Between the time of finishing the book and now releasing it, what new insight(s) have you gained about holiness that you’d want to share with readers?
That is such a good, thoughtful question. (You’re really good at this!). I believe more than ever how important actual church is, because actual church has been very hard for me since my husband died. It’s a painful experience because Brent was also my priest. I took communion from his hands for so many years and listened to him preach week after week. Going to church still makes me very sad. What I’m seeing now though, is the cost of not going. I miss it, but I can also see how that lack of routine can become the new routine. I feel the lack of the regular hearing of the Word, the partaking of communion, the fellowship of the saints, and I can also feel myself getting a bit lazy. I need to figure that out. (He’d be mad at me about that too).
I think I’ve also seen, since I finished the book, more than ever, that we do need each other. I’ve seen how so much of our holiness is lived out between ourselves and someone else. Holiness is our own, and also deeply relational. We grow best together.
Another insight I’d like to share, which might not be that helpful actually, is that there is so much we don’t know.
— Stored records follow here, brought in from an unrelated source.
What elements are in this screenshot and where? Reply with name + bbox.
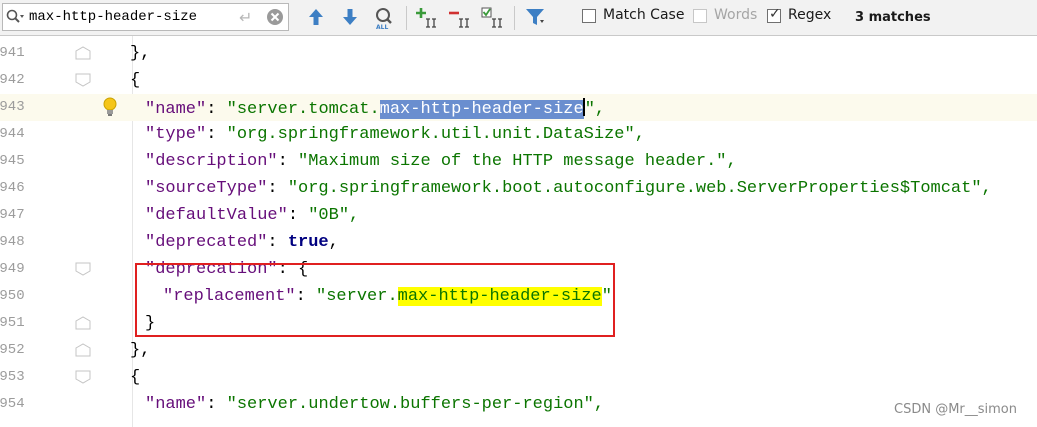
line-number: 7945: [0, 153, 25, 169]
line-number: 7944: [0, 126, 25, 142]
code-text: {: [130, 368, 141, 387]
words-label: Words: [714, 7, 758, 23]
remove-selection-icon[interactable]: [448, 6, 472, 35]
code-line[interactable]: 7942 {: [0, 67, 1037, 94]
search-input[interactable]: max-http-header-size: [29, 9, 197, 25]
fold-start-icon[interactable]: [75, 370, 91, 389]
line-number: 7949: [0, 261, 25, 277]
annotation-highlight-box: [135, 263, 615, 337]
add-selection-icon[interactable]: [415, 6, 439, 35]
fold-end-icon[interactable]: [75, 316, 91, 335]
find-toolbar: max-http-header-size ↵ ALL Match Case Wo…: [0, 0, 1037, 36]
match-case-label: Match Case: [603, 7, 685, 23]
regex-label: Regex: [788, 7, 832, 23]
code-text: "defaultValue": "0B",: [145, 206, 360, 225]
line-number: 7953: [0, 369, 25, 385]
watermark: CSDN @Mr__simon: [894, 402, 1017, 417]
code-line[interactable]: 7941 },: [0, 40, 1037, 67]
line-number: 7951: [0, 315, 25, 331]
code-text: "name": "server.tomcat.max-http-header-s…: [145, 98, 606, 119]
previous-occurrence-icon[interactable]: [306, 6, 326, 33]
next-occurrence-icon[interactable]: [340, 6, 360, 33]
line-number: 7941: [0, 45, 25, 61]
code-text: "description": "Maximum size of the HTTP…: [145, 152, 737, 171]
line-number: 7950: [0, 288, 25, 304]
match-case-checkbox[interactable]: [582, 9, 596, 23]
fold-end-icon[interactable]: [75, 46, 91, 65]
check-icon: ✓: [769, 6, 781, 22]
clear-icon[interactable]: [266, 8, 284, 31]
line-number: 7943: [0, 99, 25, 115]
current-code-line[interactable]: 7943 "name": "server.tomcat.max-http-hea…: [0, 94, 1037, 121]
fold-end-icon[interactable]: [75, 343, 91, 362]
line-number: 7946: [0, 180, 25, 196]
code-editor[interactable]: 7941 }, 7942 { 7943 "name": "server.tomc…: [0, 36, 1037, 427]
code-text: "type": "org.springframework.util.unit.D…: [145, 125, 645, 144]
line-number: 7948: [0, 234, 25, 250]
code-line[interactable]: 7953 {: [0, 364, 1037, 391]
select-all-occurrences-icon[interactable]: [480, 6, 506, 35]
code-line[interactable]: 7944 "type": "org.springframework.util.u…: [0, 121, 1037, 148]
fold-start-icon[interactable]: [75, 262, 91, 281]
line-number: 7947: [0, 207, 25, 223]
code-text: "sourceType": "org.springframework.boot.…: [145, 179, 992, 198]
code-text: },: [130, 341, 151, 360]
selected-match: max-http-header-size: [379, 100, 584, 119]
code-text: },: [130, 44, 151, 63]
search-field[interactable]: max-http-header-size ↵: [2, 3, 289, 31]
line-number: 7954: [0, 396, 25, 412]
code-line[interactable]: 7954 "name": "server.undertow.buffers-pe…: [0, 391, 1037, 418]
svg-text:ALL: ALL: [376, 24, 388, 30]
code-line[interactable]: 7947 "defaultValue": "0B",: [0, 202, 1037, 229]
search-icon[interactable]: [6, 9, 26, 30]
code-text: "name": "server.undertow.buffers-per-reg…: [145, 395, 605, 414]
filter-icon[interactable]: [524, 6, 546, 33]
fold-start-icon[interactable]: [75, 73, 91, 92]
line-number: 7942: [0, 72, 25, 88]
code-line[interactable]: 7952 },: [0, 337, 1037, 364]
line-number: 7952: [0, 342, 25, 358]
match-count: 3 matches: [855, 10, 931, 25]
toolbar-separator: [514, 6, 515, 30]
toolbar-separator: [406, 6, 407, 30]
code-line[interactable]: 7948 "deprecated": true,: [0, 229, 1037, 256]
words-checkbox[interactable]: [693, 9, 707, 23]
find-all-icon[interactable]: ALL: [372, 6, 396, 35]
enter-icon: ↵: [239, 8, 253, 27]
regex-checkbox[interactable]: ✓: [767, 6, 781, 23]
code-line[interactable]: 7946 "sourceType": "org.springframework.…: [0, 175, 1037, 202]
code-line[interactable]: 7945 "description": "Maximum size of the…: [0, 148, 1037, 175]
lightbulb-icon[interactable]: [102, 97, 118, 122]
code-text: "deprecated": true,: [145, 233, 339, 252]
code-text: {: [130, 71, 141, 90]
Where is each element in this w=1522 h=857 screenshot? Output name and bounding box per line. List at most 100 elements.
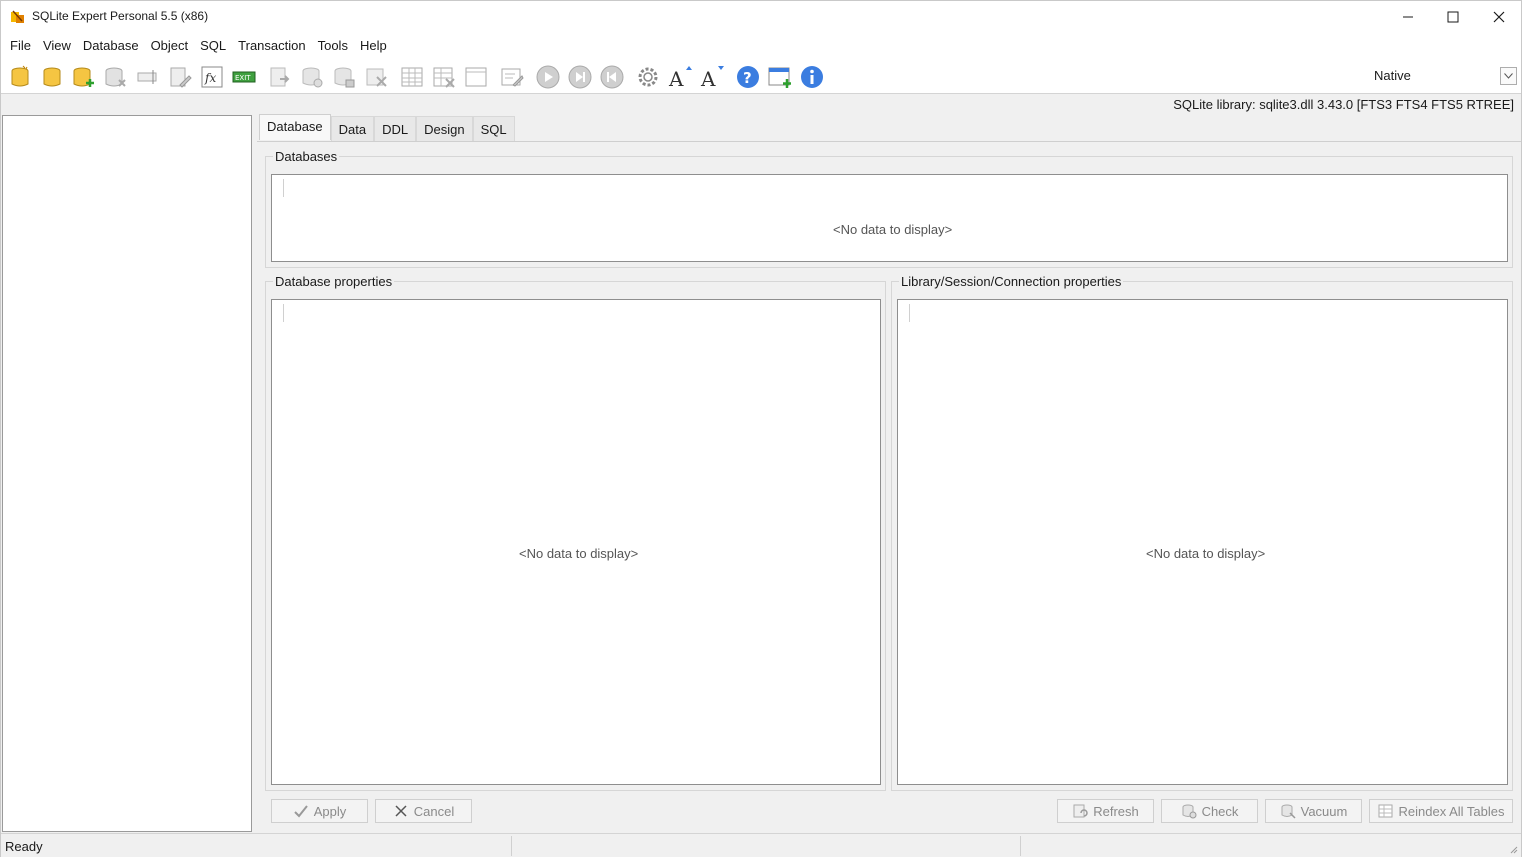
- secure-button[interactable]: [331, 64, 357, 90]
- attach-database-icon: [73, 67, 94, 87]
- library-properties-group: Library/Session/Connection properties <N…: [891, 274, 1513, 791]
- menu-view[interactable]: View: [37, 32, 77, 59]
- app-window: SQLite Expert Personal 5.5 (x86) File Vi…: [0, 0, 1522, 857]
- step-forward-button[interactable]: [567, 64, 593, 90]
- menu-file[interactable]: File: [4, 32, 37, 59]
- tab-strip: Database Data DDL Design SQL: [259, 114, 515, 141]
- title-bar: SQLite Expert Personal 5.5 (x86): [1, 1, 1521, 32]
- reindex-all-tables-button[interactable]: Reindex All Tables: [1369, 799, 1513, 823]
- rename-button[interactable]: [135, 64, 161, 90]
- info-button[interactable]: [799, 64, 825, 90]
- database-properties-group: Database properties <No data to display>: [265, 274, 886, 791]
- window-title: SQLite Expert Personal 5.5 (x86): [32, 9, 209, 23]
- close-icon: [1493, 11, 1505, 22]
- database-properties-empty-text: <No data to display>: [519, 546, 639, 561]
- backup-icon: [302, 67, 323, 88]
- resize-grip-icon[interactable]: [1508, 844, 1518, 854]
- detach-database-icon: [105, 67, 126, 87]
- play-icon: [536, 65, 560, 89]
- svg-text:A: A: [700, 67, 716, 89]
- settings-button[interactable]: [635, 64, 661, 90]
- minimize-button[interactable]: [1385, 1, 1431, 32]
- info-icon: [801, 66, 823, 88]
- databases-grid[interactable]: <No data to display>: [271, 174, 1508, 262]
- menu-database[interactable]: Database: [77, 32, 145, 59]
- drop-table-button[interactable]: [431, 64, 457, 90]
- vacuum-button[interactable]: Vacuum: [1265, 799, 1362, 823]
- tab-sql[interactable]: SQL: [472, 116, 515, 141]
- refresh-icon: [1073, 804, 1088, 818]
- font-increase-icon: A: [668, 66, 692, 89]
- menu-help[interactable]: Help: [354, 32, 393, 59]
- font-decrease-button[interactable]: A: [699, 64, 725, 90]
- check-button-label: Check: [1201, 803, 1239, 819]
- library-properties-title: Library/Session/Connection properties: [899, 274, 1124, 289]
- toolbar: fx EXIT A A ? Native: [1, 59, 1521, 94]
- edit-view-button[interactable]: [499, 64, 525, 90]
- add-window-icon: [768, 67, 791, 88]
- import-button[interactable]: [267, 64, 293, 90]
- function-button[interactable]: fx: [199, 64, 225, 90]
- reindex-icon: [1378, 804, 1392, 818]
- play-button[interactable]: [535, 64, 561, 90]
- svg-text:EXIT: EXIT: [235, 74, 251, 82]
- step-forward-icon: [568, 65, 592, 89]
- new-view-button[interactable]: [463, 64, 489, 90]
- maximize-icon: [1447, 11, 1459, 22]
- tab-data[interactable]: Data: [330, 116, 375, 141]
- connection-mode-select[interactable]: Native: [1344, 64, 1519, 88]
- secure-icon: [334, 67, 355, 88]
- maximize-button[interactable]: [1430, 1, 1476, 32]
- library-properties-grid[interactable]: <No data to display>: [897, 299, 1508, 785]
- menu-object[interactable]: Object: [145, 32, 195, 59]
- open-database-icon: [43, 67, 61, 87]
- edit-view-icon: [501, 68, 524, 87]
- detach-database-button[interactable]: [103, 64, 129, 90]
- attach-database-button[interactable]: [71, 64, 97, 90]
- status-text: Ready: [5, 839, 43, 854]
- font-decrease-icon: A: [700, 66, 724, 89]
- add-window-button[interactable]: [767, 64, 793, 90]
- sql-script-icon: [366, 68, 387, 87]
- check-db-icon: [1182, 804, 1197, 819]
- database-properties-grid[interactable]: <No data to display>: [271, 299, 881, 785]
- font-increase-button[interactable]: A: [667, 64, 693, 90]
- refresh-button[interactable]: Refresh: [1057, 799, 1154, 823]
- menu-tools[interactable]: Tools: [312, 32, 354, 59]
- minimize-icon: [1403, 16, 1413, 17]
- chevron-down-icon[interactable]: [1500, 67, 1517, 85]
- grid-gutter: [283, 304, 284, 322]
- edit-button[interactable]: [167, 64, 193, 90]
- check-button[interactable]: Check: [1161, 799, 1258, 823]
- new-table-button[interactable]: [399, 64, 425, 90]
- sql-script-button[interactable]: [363, 64, 389, 90]
- tab-design[interactable]: Design: [416, 116, 473, 141]
- help-button[interactable]: ?: [735, 64, 761, 90]
- help-icon: ?: [737, 66, 759, 88]
- database-properties-title: Database properties: [273, 274, 395, 289]
- backup-button[interactable]: [299, 64, 325, 90]
- databases-empty-text: <No data to display>: [833, 222, 953, 237]
- close-button[interactable]: [1476, 1, 1522, 32]
- grid-gutter: [283, 179, 284, 197]
- function-icon: fx: [201, 66, 223, 88]
- import-icon: [270, 67, 290, 87]
- close-icon: [395, 805, 407, 817]
- cancel-button[interactable]: Cancel: [375, 799, 472, 823]
- database-tree-pane[interactable]: [2, 115, 252, 832]
- step-back-icon: [600, 65, 624, 89]
- step-back-button[interactable]: [599, 64, 625, 90]
- menu-transaction[interactable]: Transaction: [232, 32, 311, 59]
- open-database-button[interactable]: [39, 64, 65, 90]
- vacuum-icon: [1281, 804, 1296, 819]
- menu-sql[interactable]: SQL: [194, 32, 232, 59]
- status-bar: Ready: [1, 833, 1521, 857]
- apply-button[interactable]: Apply: [271, 799, 368, 823]
- exit-button[interactable]: EXIT: [231, 64, 257, 90]
- drop-table-icon: [433, 67, 455, 88]
- new-database-button[interactable]: [7, 64, 33, 90]
- tab-ddl[interactable]: DDL: [374, 116, 417, 141]
- tab-database[interactable]: Database: [259, 114, 331, 140]
- databases-group: Databases <No data to display>: [265, 149, 1513, 268]
- svg-text:?: ?: [743, 69, 752, 87]
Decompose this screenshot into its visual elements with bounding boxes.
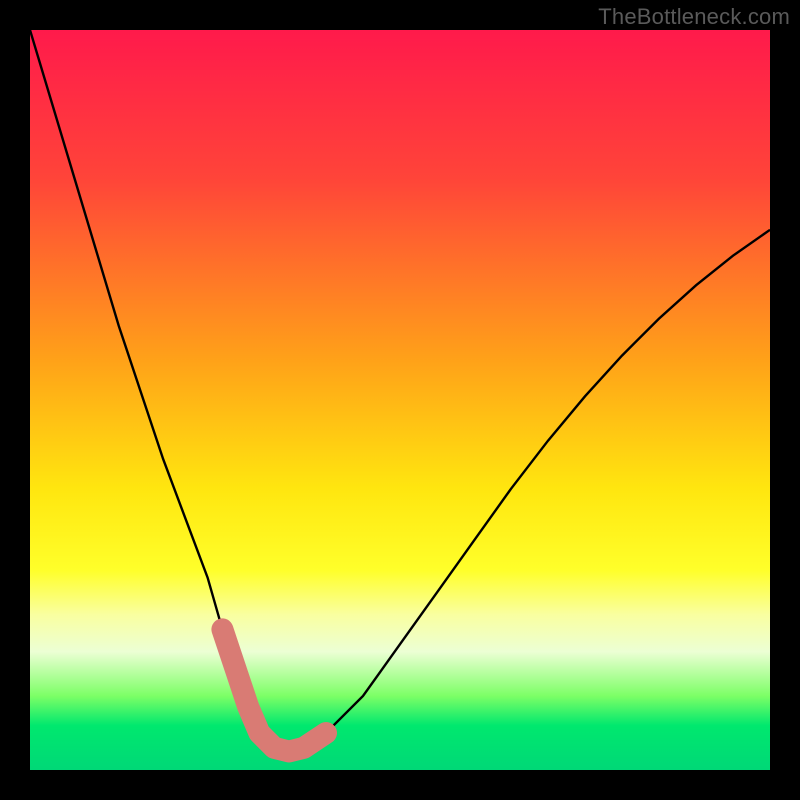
bottleneck-plot [30, 30, 770, 770]
watermark-text: TheBottleneck.com [598, 4, 790, 30]
chart-frame: TheBottleneck.com [0, 0, 800, 800]
plot-background [30, 30, 770, 770]
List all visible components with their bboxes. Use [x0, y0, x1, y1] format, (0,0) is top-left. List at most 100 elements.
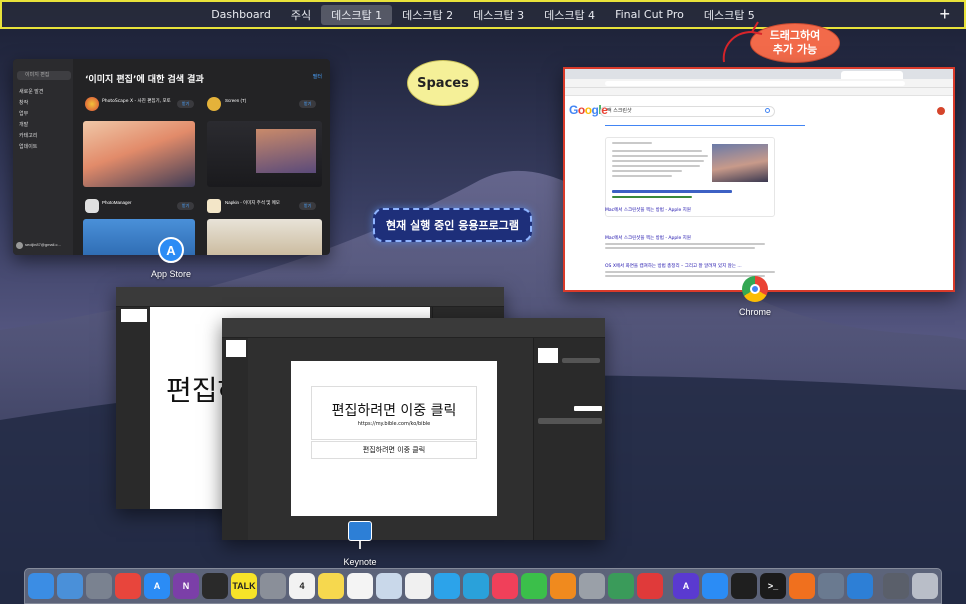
affinity-icon[interactable]: A: [673, 573, 699, 599]
dock: A N TALK 4 A >_: [24, 568, 942, 604]
slide-url-text: https://my.bible.com/ko/bible: [357, 420, 431, 427]
search-results-title: ‘이미지 편집’에 대한 검색 결과: [85, 75, 204, 85]
filter-button[interactable]: 필터: [313, 73, 322, 80]
facetime-icon[interactable]: [521, 573, 547, 599]
slide-navigator[interactable]: [116, 307, 150, 509]
curved-arrow-icon: [722, 21, 763, 63]
drag-callout-line2: 추가 가능: [772, 43, 818, 56]
app-store-icon[interactable]: A: [144, 573, 170, 599]
slide-canvas[interactable]: 편집하려면 이중 클릭 https://my.bible.com/ko/bibl…: [291, 361, 497, 516]
launchpad-icon[interactable]: [86, 573, 112, 599]
title-placeholder[interactable]: 편집하려면 이중 클릭 https://my.bible.com/ko/bibl…: [311, 386, 477, 440]
folder-icon[interactable]: [57, 573, 83, 599]
slide-subtitle-text[interactable]: 편집하려면 이중 클릭: [311, 441, 477, 459]
kakaotalk-icon[interactable]: TALK: [231, 573, 257, 599]
screenshot-thumbnail: [207, 121, 322, 187]
network-icon[interactable]: [608, 573, 634, 599]
space-item[interactable]: 주식: [281, 5, 321, 25]
music-icon[interactable]: [492, 573, 518, 599]
running-apps-callout: 현재 실행 중인 응용프로그램: [373, 208, 532, 242]
spaces-callout: Spaces: [407, 60, 479, 106]
avatar: [16, 242, 23, 249]
result-link[interactable]: Mac에서 스크린샷을 찍는 방법 - Apple 지원: [605, 235, 691, 241]
finder-icon[interactable]: [28, 573, 54, 599]
app-store-icon[interactable]: A: [158, 237, 184, 263]
chrome-tab-strip[interactable]: [565, 69, 953, 79]
notes-icon[interactable]: [318, 573, 344, 599]
chrome-icon[interactable]: [742, 276, 768, 302]
get-button[interactable]: 받기: [177, 202, 195, 210]
stocks-icon[interactable]: [731, 573, 757, 599]
safari-icon[interactable]: [702, 573, 728, 599]
mission-control-spaces-bar: Dashboard 주식 데스크탑 1 데스크탑 2 데스크탑 3 데스크탑 4 Final…: [0, 0, 966, 29]
space-item[interactable]: Dashboard: [201, 6, 281, 23]
search-icon[interactable]: [765, 108, 770, 113]
chrome-window[interactable]: Google 맥 스크린샷 Mac에서 스크린샷을 찍는 방법 - Apple …: [563, 67, 955, 292]
result-link[interactable]: Mac에서 스크린샷을 찍는 방법 - Apple 지원: [605, 207, 691, 213]
space-item[interactable]: Final Cut Pro: [605, 6, 694, 23]
get-button[interactable]: 받기: [177, 100, 195, 108]
result-link[interactable]: OS X에서 화면을 캡쳐하는 방법 총정리 – 그리고 잘 알려져 있지 않는…: [605, 263, 742, 269]
video-icon[interactable]: [637, 573, 663, 599]
keynote-toolbar: [222, 318, 605, 338]
sidebar-item[interactable]: 개발: [19, 120, 43, 131]
keynote-toolbar: [116, 287, 504, 307]
space-item[interactable]: 데스크탑 1: [321, 4, 393, 25]
google-search-input[interactable]: 맥 스크린샷: [600, 106, 775, 117]
format-inspector: [533, 338, 605, 540]
sidebar-item[interactable]: 새로운 발견: [19, 87, 43, 98]
keynote-window-front[interactable]: 편집하려면 이중 클릭 https://my.bible.com/ko/bibl…: [222, 318, 605, 540]
screenshot-thumbnail: [207, 219, 322, 255]
space-item[interactable]: 데스크탑 3: [463, 5, 534, 25]
system-preferences-icon[interactable]: [260, 573, 286, 599]
sidebar-item[interactable]: 카테고리: [19, 131, 43, 142]
app-store-window[interactable]: 이미지 편집 새로운 발견 창작 업무 개발 카테고리 업데이트 seoljin87@gm…: [13, 59, 330, 255]
calendar-icon[interactable]: 4: [289, 573, 315, 599]
app-store-search-field[interactable]: 이미지 편집: [17, 71, 71, 80]
drag-callout-line1: 드래그하여: [769, 29, 821, 42]
chrome-label: Chrome: [738, 307, 771, 317]
napkin-icon: [207, 199, 221, 213]
photo-browser-icon[interactable]: [818, 573, 844, 599]
screen-icon: [207, 97, 221, 111]
chrome-icon[interactable]: [115, 573, 141, 599]
books-icon[interactable]: [550, 573, 576, 599]
messages-icon[interactable]: [434, 573, 460, 599]
featured-snippet: [605, 137, 775, 217]
utility-icon[interactable]: [579, 573, 605, 599]
sidebar-item[interactable]: 업무: [19, 109, 43, 120]
spaces-list: Dashboard 주식 데스크탑 1 데스크탑 2 데스크탑 3 데스크탑 4 Final…: [201, 4, 765, 25]
add-space-button[interactable]: +: [939, 4, 950, 24]
result-name: Screen (T): [225, 98, 247, 103]
firefox-icon[interactable]: [789, 573, 815, 599]
telegram-icon[interactable]: [463, 573, 489, 599]
terminal-icon[interactable]: >_: [760, 573, 786, 599]
photoscape-icon: [85, 97, 99, 111]
screenshot-icon[interactable]: [883, 573, 909, 599]
account-label[interactable]: seoljin87@gmail.c...: [25, 242, 61, 247]
reminders-icon[interactable]: [347, 573, 373, 599]
result-name: PhotoManager: [102, 200, 132, 205]
chrome-bookmarks-bar: [565, 88, 953, 96]
app-store-label: App Store: [150, 269, 192, 279]
avatar[interactable]: [937, 107, 945, 115]
keynote-icon[interactable]: [348, 521, 372, 549]
app-store-sidebar: 이미지 편집 새로운 발견 창작 업무 개발 카테고리 업데이트 seoljin87@gm…: [13, 59, 73, 255]
sidebar-item[interactable]: 업데이트: [19, 142, 43, 153]
screenshot-thumbnail: [83, 121, 195, 187]
get-button[interactable]: 받기: [299, 202, 317, 210]
preview-icon[interactable]: [376, 573, 402, 599]
final-cut-pro-icon[interactable]: [202, 573, 228, 599]
photos-icon[interactable]: [405, 573, 431, 599]
tab-underline: [605, 125, 805, 126]
keynote-icon[interactable]: [847, 573, 873, 599]
space-item[interactable]: 데스크탑 2: [392, 5, 463, 25]
onenote-icon[interactable]: N: [173, 573, 199, 599]
space-item[interactable]: 데스크탑 4: [534, 5, 605, 25]
trash-icon[interactable]: [912, 573, 938, 599]
chrome-address-bar[interactable]: [565, 79, 953, 88]
sidebar-item[interactable]: 창작: [19, 98, 43, 109]
slide-title-text[interactable]: 편집하려면 이중 클릭: [332, 400, 457, 420]
get-button[interactable]: 받기: [299, 100, 317, 108]
slide-navigator[interactable]: [222, 338, 248, 540]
There is so much mystery. To accept all we do not know, and to accept that we are part of something mysterious and beautiful, and to believe that someday we will know fully, is really quite something.
Karen Stiller is author of Holiness Here: Finding God in the Ordinary Events of Everyday Life (NavPress, 2024), The Minister’s Wife (Tyndale House, 2020), and co-author of Craft, Cost & Call: How to build a life as a Christian Writer along with several other books about the Church in North America and around the world. Stiller is a senior editor of Faith Today magazine, a host of the Faith Today Podcast and writes frequently for magazines like Reader's Digest, Ekstasis, In Trust, and other publications across North America. Stiller is a three-time recipient of the A.C. Forrest Memorial Award from the Canadian Church Press for excellence in socially conscious religious journalism. Stiller lives in Ottawa and has a Master of Fine Arts in Creative Non-Fiction from University of King’s College (2018). www.karenstiller.com
So looking forward to reading this.
"What does it really mean to be holy?" is a question I've often asked myself, so I thank you for the book recommendation!